All consensus values, including the common value of all mankind, are based on
the recognition of each other’s special values. Therefore, they are all
relative, developing, and changing. They will change with changes in
conditions, scope, and time, not absolute, permanent, eternal, and immutable…
For
another example, peace has always been the common aspiration of mankind. In the
eyes of some people, this is a "universal value." Reality tells us
that in a world where there are class antagonisms, conflicts of interest, and
hegemonism, this kind aspiration simply cannot be realized, since violence and
war are still the fundamental means by which Western hegemony forces defend
their own interests and plunder the people of other countries.”
References to Qing China – an
Internal Criticism?
What perhaps gains the most
attention is the reference to Qing dynasty China in the interview, and an
attempt to create an analogy with modern day United States. It is a distinctly
cultural reference that many would fail to understand, simply because the
memory of the Qing era China is a stark one in the popular culture to this day.
Ming era China and Tang Era are seen as the aspirations, while Qing perhaps
remains best ingrained as one of weakness and disaster despite it being a part
of only the last few decades of a centuries old system.
A great example of this memory
remains in the expat Chinese settling in South-east Asia under British rule as
labourers forming secret societies, many of which sought to overthrow the Qing
dynasty. Never mind that the Qing had created the modern China’s boundaries now
claimed by the CCP; the aspiration is to pander to the largest ethnic group of
Hans who still carry remnants of the anti-Manchu sentiment birthed during the
late Qing period. The
ultimate aim to ‘oppose Qing and restore Ming’ (fanqing fuming 反清复明) i.e. to overthrow a backward
system to build a new one in order to
prevent China from being colonized by foreigners was one
fitting into the Communist ideology, for it talks about colonization and
perpetuates a memory of ‘humiliation’ of the Chinese people by outsiders.

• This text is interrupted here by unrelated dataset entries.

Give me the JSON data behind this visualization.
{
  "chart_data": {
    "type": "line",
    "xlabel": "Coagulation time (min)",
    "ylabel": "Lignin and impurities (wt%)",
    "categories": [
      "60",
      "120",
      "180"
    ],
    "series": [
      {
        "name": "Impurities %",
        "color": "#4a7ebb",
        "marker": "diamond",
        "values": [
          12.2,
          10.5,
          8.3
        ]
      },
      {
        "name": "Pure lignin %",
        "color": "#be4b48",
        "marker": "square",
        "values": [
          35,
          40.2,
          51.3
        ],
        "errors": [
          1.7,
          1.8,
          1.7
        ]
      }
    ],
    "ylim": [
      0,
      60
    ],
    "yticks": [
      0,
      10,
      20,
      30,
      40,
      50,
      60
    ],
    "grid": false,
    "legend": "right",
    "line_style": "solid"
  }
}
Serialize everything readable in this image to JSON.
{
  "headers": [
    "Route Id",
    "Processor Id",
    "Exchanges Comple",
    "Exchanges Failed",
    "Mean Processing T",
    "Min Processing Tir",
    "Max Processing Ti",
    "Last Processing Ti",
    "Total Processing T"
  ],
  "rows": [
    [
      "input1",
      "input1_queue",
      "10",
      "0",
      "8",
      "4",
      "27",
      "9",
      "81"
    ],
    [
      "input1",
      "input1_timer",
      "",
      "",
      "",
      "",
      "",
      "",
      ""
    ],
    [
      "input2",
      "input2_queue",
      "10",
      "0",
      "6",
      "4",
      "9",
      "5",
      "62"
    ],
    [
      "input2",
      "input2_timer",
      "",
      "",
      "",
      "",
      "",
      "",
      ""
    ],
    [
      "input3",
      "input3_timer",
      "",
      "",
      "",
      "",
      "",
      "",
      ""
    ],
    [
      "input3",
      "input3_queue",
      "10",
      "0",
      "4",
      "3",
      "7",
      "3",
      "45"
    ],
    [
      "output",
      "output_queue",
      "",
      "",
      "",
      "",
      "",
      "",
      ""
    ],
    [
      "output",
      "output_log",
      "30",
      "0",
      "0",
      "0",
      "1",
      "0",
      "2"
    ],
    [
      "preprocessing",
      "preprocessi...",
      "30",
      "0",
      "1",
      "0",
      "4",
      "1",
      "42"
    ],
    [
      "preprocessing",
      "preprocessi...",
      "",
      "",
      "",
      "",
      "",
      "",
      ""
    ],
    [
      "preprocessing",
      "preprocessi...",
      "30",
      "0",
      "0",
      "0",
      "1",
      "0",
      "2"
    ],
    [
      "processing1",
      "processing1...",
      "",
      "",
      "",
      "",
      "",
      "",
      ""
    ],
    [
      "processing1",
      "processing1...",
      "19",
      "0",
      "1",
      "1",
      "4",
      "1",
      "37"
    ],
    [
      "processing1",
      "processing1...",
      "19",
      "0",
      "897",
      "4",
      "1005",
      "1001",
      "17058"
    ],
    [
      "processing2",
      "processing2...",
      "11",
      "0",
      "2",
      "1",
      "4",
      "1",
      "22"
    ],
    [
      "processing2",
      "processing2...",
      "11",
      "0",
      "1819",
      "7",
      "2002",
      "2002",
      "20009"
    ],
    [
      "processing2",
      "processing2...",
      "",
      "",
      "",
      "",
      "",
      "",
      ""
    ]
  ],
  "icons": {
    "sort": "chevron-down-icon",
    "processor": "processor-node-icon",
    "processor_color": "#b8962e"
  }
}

The use of the analogy of the
misguided elite however to criticize the Americans seems to reveal more than
what meets the eye. Is there some kind of warning to the elite of the Chinese
Communist Party to toe the official line? Given the lessons that the Soviet
experience has to offer in the official Chinese memory, the aim might have very
well been at those camps opposed to the Xi faction, many of whom in the past
were following a gradual path of opening up as was
seen in the case of former premier Wen Jiabao. The particular reference
to Qing dynasty also talks about ‘outsiders’ being the reasons for oppression. Given
Xi’s antecedents as an out and out princeling who see access to power
as a natural right, is this an indication also on the populist
factions who come from families of less privilege, as is
the case with his premier Li Keqiang? After all, Li
Keqiang continually takes a strong contrarian position on the economy.
Prosperity being the bedrock on which Xi bases his right to rule, any challenge
would be seen as a crossing of the line. With Xi now
giving himself the highest authority in the political order of China
to become the third of a pantheon containing Mao Tse Tung and Deng Xiaoping,
any deviation would henceforth become intolerable, much in the fashion of
typical courtroom politics.
What is in the near future is a
guess in all likelihood; however, there are some patterns in this interview
that reflect the broader changes happening within China and its mindset. One
thing is certain – Xi’s China is determined to not be the next Soviet Union.